Colleague | Cristina-Maria Dulau

Author
Cristina-Maria Dulau
Consultant @ fme SRL

October 15, 2021

Artificial intelligence (AI) is a topic that gained a lot of popularity in the computer science field in the last years. Before using AI, the experts had to find the best rules to make the program run in a way that fulfilled the user requirements. Now, people discovered the power of this technology and learned how to configure it to generate the necessary rules. The repetitive steps are automated and a model is generated based on the real data. The beauty of this technology is that even people that are not experts in the domain can use the computer to model their data.

Natural language processing (NLP) is a subfield of artificial intelligence that aims to analyze and understand human language. The computer is capable of processing a large number of documents, extract relevant information, and organize the documents themselves.

The content migration process can be simplified by using artificial intelligence capabilities. Sometimes the target ECM application requires attributes that are not present in the source platform and manual processing of the documents is necessary to identify these attributes. To help the users solve this issue, we implemented a new Enrich Scanner into migration-center which uses Amazon Comprehend capabilities.

Why Amazon Comprehend?

Amazon Comprehend is a natural language processing (NLP) service that uses machine learning to extract insights from a text. Computational power is correlated to success in AI. One benefit of using this Amazon Web Service (AWS) is that the classifier can be trained on their cloud system, so the users are not required to own a system with enough resources to train their model.

The service contains a lot of built-in classifiers like Entity Recognition and Language Detection, named standard classifiers. The user can work with the existent classifiers if they meet the requirements. Amazon Comprehend offers a lot of flexibility by allowing the users to create their custom classifier and custom entity classifiers. Those are trained one time and can be used every time the user wants to.

NLP in content migration: Common use cases

There are a lot of content migration use cases that can be improved by natural language processing. The most relevant and common use cases are:

  • Merge/consolidate ECM repositories and harmonize/enrich metadata
  • Onboard file shares to an ECM system and set meaningful metadata
  • Improve eDiscovery by extracting information from the unstructured content
  • Reduce the effort of creating meaningful metadata
  • Analyze the quality of existing metadata within an ECM system
  • Increase the quality of search results and metadata
  • Archive file shares to an enterprise archive together with a context
  • Enhance the information quality of general and industry-specific business applications

How our Amazon Comprehend Enrich Scanner works

For example, in a possible use case the target platform requires some attributes to be set, but those attributes are not provided in the source system.

After the objects are scanned from the source system, the user can configure an Amazon Comprehend Enrich Scanner to obtain the missing attributes from the documents itself.

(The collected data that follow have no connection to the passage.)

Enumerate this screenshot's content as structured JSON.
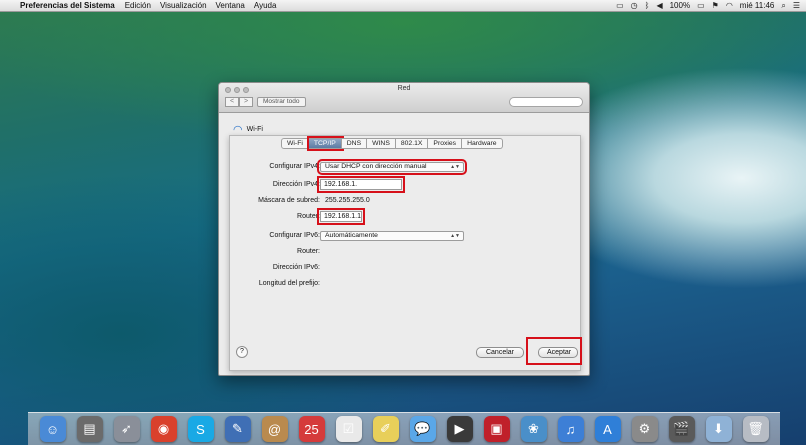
{
  "menubar": {
    "apple": "",
    "app_name": "Preferencias del Sistema",
    "menus": [
      "Edición",
      "Visualización",
      "Ventana",
      "Ayuda"
    ],
    "battery": "100%",
    "clock": "mié 11:46"
  },
  "window": {
    "title": "Red",
    "show_all": "Mostrar todo",
    "back": "<",
    "forward": ">",
    "wifi_label": "Wi-Fi"
  },
  "sheet": {
    "tabs": [
      {
        "label": "Wi-Fi"
      },
      {
        "label": "TCP/IP"
      },
      {
        "label": "DNS"
      },
      {
        "label": "WINS"
      },
      {
        "label": "802.1X"
      },
      {
        "label": "Proxies"
      },
      {
        "label": "Hardware"
      }
    ],
    "selected_tab": "TCP/IP",
    "configure_ipv4_label": "Configurar IPv4:",
    "configure_ipv4_value": "Usar DHCP con dirección manual",
    "ipv4_address_label": "Dirección IPv4:",
    "ipv4_address_value": "192.168.1.",
    "subnet_label": "Máscara de subred:",
    "subnet_value": "255.255.255.0",
    "router_label": "Router:",
    "router_value": "192.168.1.1",
    "configure_ipv6_label": "Configurar IPv6:",
    "configure_ipv6_value": "Automáticamente",
    "router6_label": "Router:",
    "ipv6_address_label": "Dirección IPv6:",
    "prefix_label": "Longitud del prefijo:",
    "help": "?",
    "cancel": "Cancelar",
    "accept": "Aceptar"
  },
  "dock": {
    "icons": [
      {
        "name": "finder-icon",
        "glyph": "☺",
        "color": "#4a8ad6"
      },
      {
        "name": "launchpad-icon",
        "glyph": "▤",
        "color": "#6b6b6b"
      },
      {
        "name": "rocket-icon",
        "glyph": "➶",
        "color": "#8a8f99"
      },
      {
        "name": "chrome-icon",
        "glyph": "◉",
        "color": "#d9412c"
      },
      {
        "name": "skype-icon",
        "glyph": "S",
        "color": "#19a9e5"
      },
      {
        "name": "preview-icon",
        "glyph": "✎",
        "color": "#3f6fb5"
      },
      {
        "name": "contacts-icon",
        "glyph": "@",
        "color": "#b98a4e"
      },
      {
        "name": "calendar-icon",
        "glyph": "25",
        "color": "#d53b3b"
      },
      {
        "name": "reminders-icon",
        "glyph": "☑",
        "color": "#e9e9e9"
      },
      {
        "name": "notes-icon",
        "glyph": "✐",
        "color": "#e8cf5a"
      },
      {
        "name": "messages-icon",
        "glyph": "💬",
        "color": "#5aa7e8"
      },
      {
        "name": "facetime-icon",
        "glyph": "▶",
        "color": "#3a3a3a"
      },
      {
        "name": "photo-booth-icon",
        "glyph": "▣",
        "color": "#c0202a"
      },
      {
        "name": "iphoto-icon",
        "glyph": "❀",
        "color": "#4a8fc9"
      },
      {
        "name": "itunes-icon",
        "glyph": "♫",
        "color": "#3d7fd6"
      },
      {
        "name": "app-store-icon",
        "glyph": "A",
        "color": "#2f7fd8"
      },
      {
        "name": "system-preferences-icon",
        "glyph": "⚙",
        "color": "#8a8a8a"
      },
      {
        "name": "movie-icon",
        "glyph": "🎬",
        "color": "#5a5a5a"
      },
      {
        "name": "downloads-folder-icon",
        "glyph": "⬇",
        "color": "#8fb2d6"
      },
      {
        "name": "trash-icon",
        "glyph": "🗑",
        "color": "#b7bcc4"
      }
    ]
  }
}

The scanner supports endpoint for entity recognition, language detection, and custom classifiers. By using one or multiple classifiers, the attributes can be extracted automatically from the content files. If the use case is not completely covered by the standard classifiers, the users can even utilize documents from the target system to train their custom classifier.

01 | Blogpost | Improve data quality during content migration by using Amazon Comprehend

The use of Amazon Comprehend Enrich Scanner

migration-center’s Amazon Comprehend Enrich Scanner analyzes Office documents with OCR. The extracted text files are uploaded to S3 storage and the configured classifiers are triggered. When the jobs are done, the scanner enhances the source objects with the generated attributes. For example, the classifier is 95 % sure that the words “fme AG” represent a company.

For every attribute, the scanner assigns a percentage value named score, which represents the confidence of the prediction. Using the transformation rules, the user can filter the attributes based on score value. If the confidence of the attribute is 45 % for instance, then the attribute should not be set in the target system.